Without bringing your solution to reality, your practical added value is 0. We love to see our work making a difference, people using our products and services. Therefore, programming is a crucial part of the data scientist work. Of course, different people means different strengths and preferences. However, the least we expect is that one can create a proof of concept and can then limit the possibility of misunderstanding in delegating tasks when bringing this production. You wouldn’t like to just instruct somebody how to grow your baby and call it a day or would you?
In the last few years every machine/deep learning model is included in a (Python/Java/R/C++/etc.) package and it is easy to apply what you know. However, if you do not know how to transform your data or even know how split a train and test set in your preferred programming language then your skills are not yet at the level that people expect. You need to know how to apply your ideas from a basic proof of concept script towards a stable final script, which can be easily transformed to a production-ready service. Tip: if you want to improve your programming skills and your machine learning skills, try to make an algorithm from scratch without any package.
Every handyman needs its toolkit. For a Data Scientist these are damn fast machines (hardware) and cutting edge applications (software). To get both hardware and software to work together smoothly, having sound knowledge of programming is paramount. Although eventually every Data Scientist will end up with Python one day as it is regarded as the go-to programming language for Data Science, programming experience with another programming language (e.g. Java, R, C) can already give you a solid basis to get going. The most important thing is that you understand how to handle a machine, know its limitations and be able to instruct it statistical procedures to learn from data.
For me, computers are just big calculators: a tool that I need to control to do the work I like. My primary interest is getting correct results which I need to build a minimal viable product. I expand my skills and knowledge as I go and if I need to, but it would be nice to become a full stack Data Scientist and deliver turn-key solutions at some point.
Solving a problem conceptually and theoretically is fine, solving it in practice however is king. It is therefore important that you can translate what you have in your head to something in working code as a proof of concept.

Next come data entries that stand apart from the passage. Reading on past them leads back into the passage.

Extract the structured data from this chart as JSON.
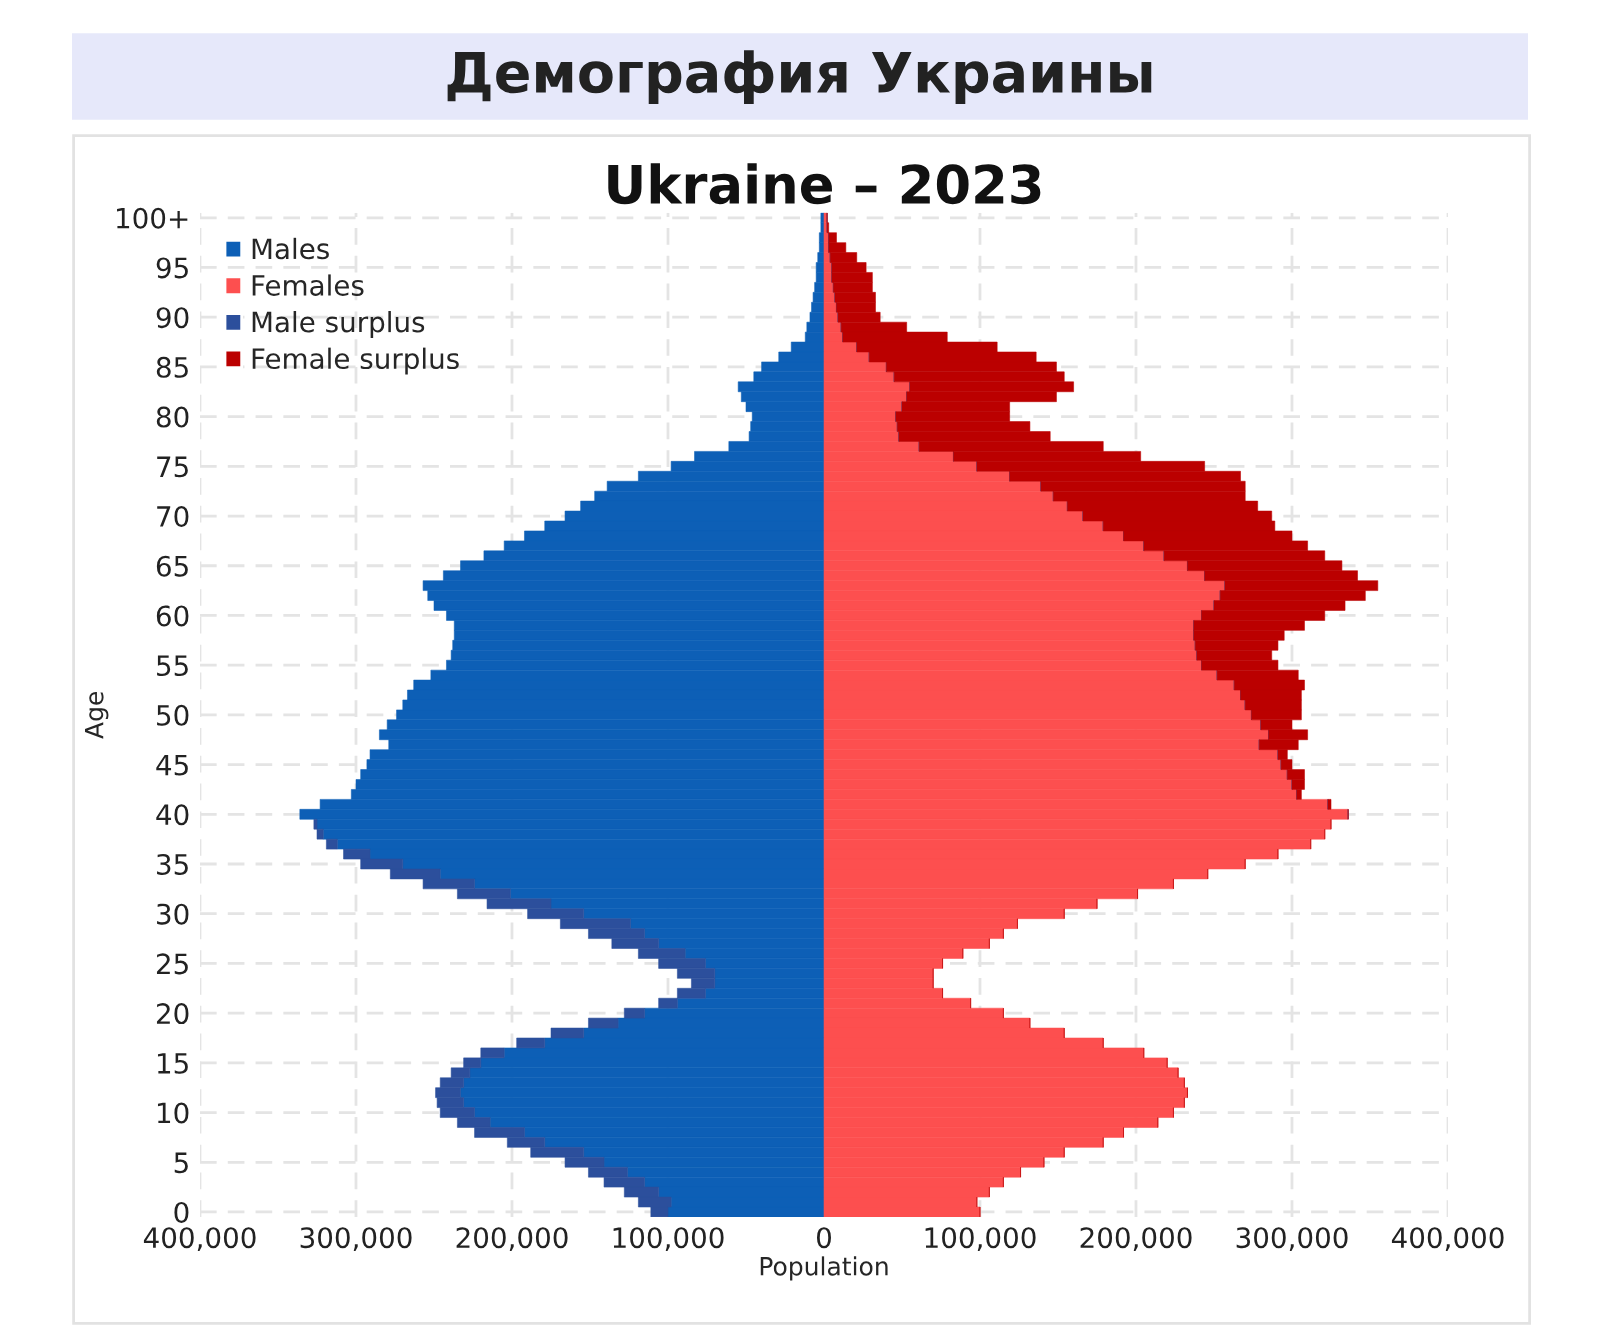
{
  "chart_data": {
    "type": "bar",
    "orientation": "horizontal",
    "stacked": true,
    "title": "Демография Украины",
    "subtitle": "Ukraine – 2023",
    "xlabel": "Population",
    "ylabel": "Age",
    "categories": [
      "100+",
      null,
      null,
      null,
      null,
      "95",
      null,
      null,
      null,
      null,
      "90",
      null,
      null,
      null,
      null,
      "85",
      null,
      null,
      null,
      null,
      "80",
      null,
      null,
      null,
      null,
      "75",
      null,
      null,
      null,
      null,
      "70",
      null,
      null,
      null,
      null,
      "65",
      null,
      null,
      null,
      null,
      "60",
      null,
      null,
      null,
      null,
      "55",
      null,
      null,
      null,
      null,
      "50",
      null,
      null,
      null,
      null,
      "45",
      null,
      null,
      null,
      null,
      "40",
      null,
      null,
      null,
      null,
      "35",
      null,
      null,
      null,
      null,
      "30",
      null,
      null,
      null,
      null,
      "25",
      null,
      null,
      null,
      null,
      "20",
      null,
      null,
      null,
      null,
      "15",
      null,
      null,
      null,
      null,
      "10",
      null,
      null,
      null,
      null,
      "5",
      null,
      null,
      null,
      null,
      "0"
    ],
    "series": [
      {
        "name": "Males",
        "color": "#0d5fb6",
        "values": [
          -2000,
          -2000,
          -3000,
          -3000,
          -4000,
          -5000,
          -5000,
          -6000,
          -7000,
          -8000,
          -9000,
          -11000,
          -12000,
          -21000,
          -29000,
          -40000,
          -45000,
          -55000,
          -53000,
          -50000,
          -46000,
          -47000,
          -48000,
          -61000,
          -83000,
          -98000,
          -119000,
          -139000,
          -147000,
          -156000,
          -166000,
          -179000,
          -192000,
          -205000,
          -218000,
          -233000,
          -244000,
          -257000,
          -254000,
          -250000,
          -242000,
          -237000,
          -237000,
          -238000,
          -239000,
          -242000,
          -252000,
          -263000,
          -267000,
          -270000,
          -274000,
          -280000,
          -285000,
          -279000,
          -291000,
          -293000,
          -297000,
          -300000,
          -303000,
          -323000,
          -336000,
          -325000,
          -321000,
          -312000,
          -291000,
          -270000,
          -246000,
          -224000,
          -201000,
          -175000,
          -154000,
          -124000,
          -115000,
          -106000,
          -89000,
          -76000,
          -70000,
          -70000,
          -76000,
          -94000,
          -115000,
          -132000,
          -154000,
          -179000,
          -205000,
          -220000,
          -227000,
          -231000,
          -233000,
          -231000,
          -224000,
          -214000,
          -192000,
          -179000,
          -154000,
          -141000,
          -126000,
          -115000,
          -106000,
          -98000,
          -100000
        ]
      },
      {
        "name": "Females",
        "color": "#fd4f4f",
        "values": [
          2000,
          2000,
          3000,
          3000,
          4000,
          5000,
          5000,
          6000,
          7000,
          8000,
          9000,
          11000,
          12000,
          21000,
          29000,
          40000,
          45000,
          55000,
          53000,
          50000,
          46000,
          47000,
          48000,
          61000,
          83000,
          98000,
          119000,
          139000,
          147000,
          156000,
          166000,
          179000,
          192000,
          205000,
          218000,
          233000,
          244000,
          257000,
          254000,
          250000,
          242000,
          237000,
          237000,
          238000,
          239000,
          242000,
          252000,
          263000,
          267000,
          270000,
          274000,
          280000,
          285000,
          279000,
          291000,
          293000,
          297000,
          300000,
          303000,
          323000,
          336000,
          325000,
          321000,
          312000,
          291000,
          270000,
          246000,
          224000,
          201000,
          175000,
          154000,
          124000,
          115000,
          106000,
          89000,
          76000,
          70000,
          70000,
          76000,
          94000,
          115000,
          132000,
          154000,
          179000,
          205000,
          220000,
          227000,
          231000,
          233000,
          231000,
          224000,
          214000,
          192000,
          179000,
          154000,
          141000,
          126000,
          115000,
          106000,
          98000,
          100000
        ]
      },
      {
        "name": "Male surplus",
        "color": "#2c4f9c",
        "values": [
          0,
          0,
          0,
          0,
          0,
          0,
          0,
          0,
          0,
          0,
          0,
          0,
          0,
          0,
          0,
          0,
          0,
          0,
          0,
          0,
          0,
          0,
          0,
          0,
          0,
          0,
          0,
          0,
          0,
          0,
          0,
          0,
          0,
          0,
          0,
          0,
          0,
          0,
          0,
          0,
          0,
          0,
          0,
          0,
          0,
          0,
          0,
          0,
          0,
          0,
          0,
          0,
          0,
          0,
          0,
          0,
          0,
          0,
          0,
          0,
          0,
          -2000,
          -4000,
          -7000,
          -17000,
          -27000,
          -32000,
          -33000,
          -34000,
          -41000,
          -36000,
          -45000,
          -36000,
          -30000,
          -30000,
          -30000,
          -24000,
          -15000,
          -18000,
          -12000,
          -13000,
          -19000,
          -21000,
          -18000,
          -15000,
          -11000,
          -12000,
          -15000,
          -16000,
          -17000,
          -22000,
          -21000,
          -32000,
          -24000,
          -34000,
          -25000,
          -25000,
          -26000,
          -22000,
          -21000,
          -11000
        ]
      },
      {
        "name": "Female surplus",
        "color": "#bb0000",
        "values": [
          0,
          1000,
          5000,
          11000,
          17000,
          22000,
          26000,
          25000,
          26000,
          25000,
          27000,
          42000,
          67000,
          90000,
          107000,
          109000,
          109000,
          105000,
          96000,
          69000,
          73000,
          85000,
          97000,
          118000,
          120000,
          146000,
          148000,
          131000,
          123000,
          122000,
          121000,
          110000,
          108000,
          105000,
          103000,
          99000,
          98000,
          98000,
          93000,
          84000,
          79000,
          71000,
          58000,
          53000,
          48000,
          49000,
          52000,
          45000,
          39000,
          36000,
          32000,
          20000,
          25000,
          25000,
          6000,
          7000,
          11000,
          8000,
          3000,
          2000,
          0,
          0,
          0,
          0,
          0,
          0,
          0,
          0,
          0,
          0,
          0,
          0,
          0,
          0,
          0,
          0,
          0,
          0,
          0,
          0,
          0,
          0,
          0,
          0,
          0,
          0,
          0,
          0,
          0,
          0,
          0,
          0,
          0,
          0,
          0,
          0,
          0,
          0,
          0,
          0,
          0
        ]
      }
    ],
    "xlim": [
      -400000,
      400000
    ],
    "xticks": [
      {
        "value": -400000,
        "label": "400,000"
      },
      {
        "value": -300000,
        "label": "300,000"
      },
      {
        "value": -200000,
        "label": "200,000"
      },
      {
        "value": -100000,
        "label": "100,000"
      },
      0,
      {
        "value": 100000,
        "label": "100,000"
      },
      {
        "value": 200000,
        "label": "200,000"
      },
      {
        "value": 300000,
        "label": "300,000"
      },
      {
        "value": 400000,
        "label": "400,000"
      }
    ],
    "grid": true,
    "legend": "top left"
  }
}
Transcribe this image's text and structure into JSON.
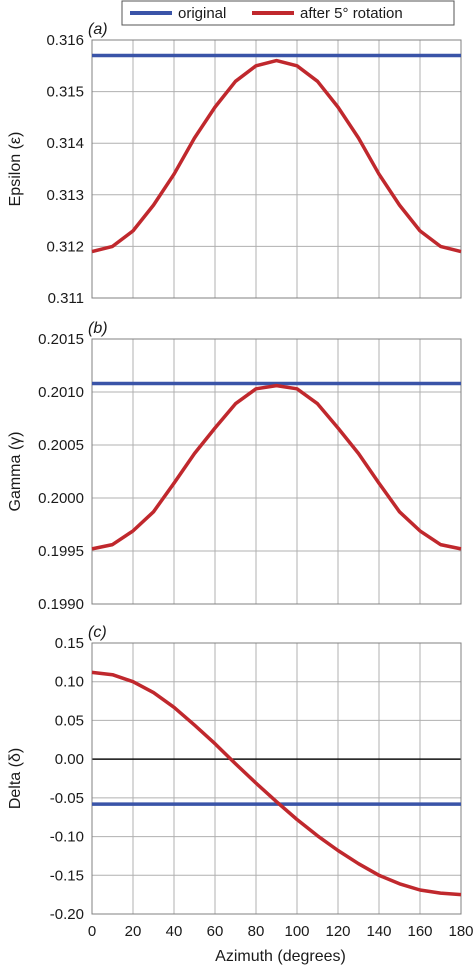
{
  "legend": {
    "placement": "top",
    "items": [
      {
        "label": "original",
        "color": "#3a54a8"
      },
      {
        "label": "after 5° rotation",
        "color": "#c0282d"
      }
    ]
  },
  "chart_data": [
    {
      "type": "line",
      "panel_label": "(a)",
      "ylabel": "Epsilon (ε)",
      "xlabel": "",
      "xlim": [
        0,
        180
      ],
      "ylim": [
        0.311,
        0.316
      ],
      "xticks": [
        "0",
        "20",
        "40",
        "60",
        "80",
        "100",
        "120",
        "140",
        "160",
        "180"
      ],
      "yticks": [
        "0.311",
        "0.312",
        "0.313",
        "0.314",
        "0.315",
        "0.316"
      ],
      "grid": true,
      "x": [
        0,
        10,
        20,
        30,
        40,
        50,
        60,
        70,
        80,
        90,
        100,
        110,
        120,
        130,
        140,
        150,
        160,
        170,
        180
      ],
      "series": [
        {
          "name": "original",
          "values": [
            0.3157,
            0.3157,
            0.3157,
            0.3157,
            0.3157,
            0.3157,
            0.3157,
            0.3157,
            0.3157,
            0.3157,
            0.3157,
            0.3157,
            0.3157,
            0.3157,
            0.3157,
            0.3157,
            0.3157,
            0.3157,
            0.3157
          ]
        },
        {
          "name": "after 5° rotation",
          "values": [
            0.3119,
            0.312,
            0.3123,
            0.3128,
            0.3134,
            0.3141,
            0.3147,
            0.3152,
            0.3155,
            0.3156,
            0.3155,
            0.3152,
            0.3147,
            0.3141,
            0.3134,
            0.3128,
            0.3123,
            0.312,
            0.3119
          ]
        }
      ]
    },
    {
      "type": "line",
      "panel_label": "(b)",
      "ylabel": "Gamma (γ)",
      "xlabel": "",
      "xlim": [
        0,
        180
      ],
      "ylim": [
        0.199,
        0.2015
      ],
      "xticks": [
        "0",
        "20",
        "40",
        "60",
        "80",
        "100",
        "120",
        "140",
        "160",
        "180"
      ],
      "yticks": [
        "0.1990",
        "0.1995",
        "0.2000",
        "0.2005",
        "0.2010",
        "0.2015"
      ],
      "grid": true,
      "x": [
        0,
        10,
        20,
        30,
        40,
        50,
        60,
        70,
        80,
        90,
        100,
        110,
        120,
        130,
        140,
        150,
        160,
        170,
        180
      ],
      "series": [
        {
          "name": "original",
          "values": [
            0.20108,
            0.20108,
            0.20108,
            0.20108,
            0.20108,
            0.20108,
            0.20108,
            0.20108,
            0.20108,
            0.20108,
            0.20108,
            0.20108,
            0.20108,
            0.20108,
            0.20108,
            0.20108,
            0.20108,
            0.20108,
            0.20108
          ]
        },
        {
          "name": "after 5° rotation",
          "values": [
            0.19952,
            0.19956,
            0.19969,
            0.19987,
            0.20014,
            0.20042,
            0.20066,
            0.20089,
            0.20103,
            0.20106,
            0.20103,
            0.20089,
            0.20066,
            0.20042,
            0.20014,
            0.19987,
            0.19969,
            0.19956,
            0.19952
          ]
        }
      ]
    },
    {
      "type": "line",
      "panel_label": "(c)",
      "ylabel": "Delta (δ)",
      "xlabel": "Azimuth (degrees)",
      "xlim": [
        0,
        180
      ],
      "ylim": [
        -0.2,
        0.15
      ],
      "xticks": [
        "0",
        "20",
        "40",
        "60",
        "80",
        "100",
        "120",
        "140",
        "160",
        "180"
      ],
      "yticks": [
        "-0.20",
        "-0.15",
        "-0.10",
        "-0.05",
        "0.00",
        "0.05",
        "0.10",
        "0.15"
      ],
      "grid": true,
      "zero_line": 0,
      "x": [
        0,
        10,
        20,
        30,
        40,
        50,
        60,
        70,
        80,
        90,
        100,
        110,
        120,
        130,
        140,
        150,
        160,
        170,
        180
      ],
      "series": [
        {
          "name": "original",
          "values": [
            -0.058,
            -0.058,
            -0.058,
            -0.058,
            -0.058,
            -0.058,
            -0.058,
            -0.058,
            -0.058,
            -0.058,
            -0.058,
            -0.058,
            -0.058,
            -0.058,
            -0.058,
            -0.058,
            -0.058,
            -0.058,
            -0.058
          ]
        },
        {
          "name": "after 5° rotation",
          "values": [
            0.112,
            0.109,
            0.1,
            0.086,
            0.067,
            0.044,
            0.02,
            -0.006,
            -0.031,
            -0.055,
            -0.078,
            -0.099,
            -0.118,
            -0.135,
            -0.15,
            -0.161,
            -0.169,
            -0.173,
            -0.175
          ]
        }
      ]
    }
  ]
}
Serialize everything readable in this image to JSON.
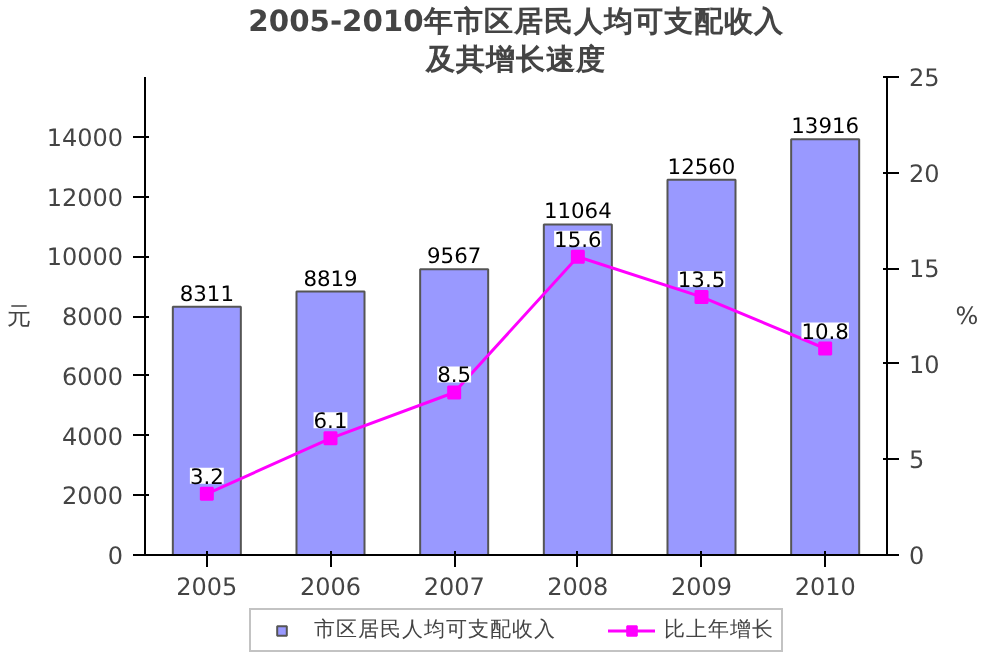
{
  "chart_data": {
    "type": "bar",
    "title": "2005-2010年市区居民人均可支配收入",
    "subtitle": "及其增长速度",
    "categories": [
      "2005",
      "2006",
      "2007",
      "2008",
      "2009",
      "2010"
    ],
    "ylabel": "元",
    "y2label": "%",
    "series": [
      {
        "name": "市区居民人均可支配收入",
        "type": "bar",
        "color": "#9999ff",
        "values": [
          8311,
          8819,
          9567,
          11064,
          12560,
          13916
        ]
      },
      {
        "name": "比上年增长",
        "type": "line",
        "axis": "y2",
        "color": "#ff00ff",
        "marker": "square",
        "values": [
          3.2,
          6.1,
          8.5,
          15.6,
          13.5,
          10.8
        ]
      }
    ],
    "ylim": [
      0,
      16000
    ],
    "yticks": [
      0,
      2000,
      4000,
      6000,
      8000,
      10000,
      12000,
      14000
    ],
    "y2lim": [
      0,
      25
    ],
    "y2ticks": [
      0,
      5,
      10,
      15,
      20,
      25
    ],
    "data_labels": true,
    "grid": false,
    "legend": "bottom"
  }
}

And it may happen that your awesome solution on paper breaks down when it comes into contact with reality, because reality is harsh and has some serious limitations on for instance available computing resources. For instance, since we work with large amounts of data, available memory can become a problem even with conceptually simple solutions. How to deal with these issues is something that should always be in the back of your head when tackling a problem. Also, always remember that a proof of concept that works on your laptop is not the end of the line.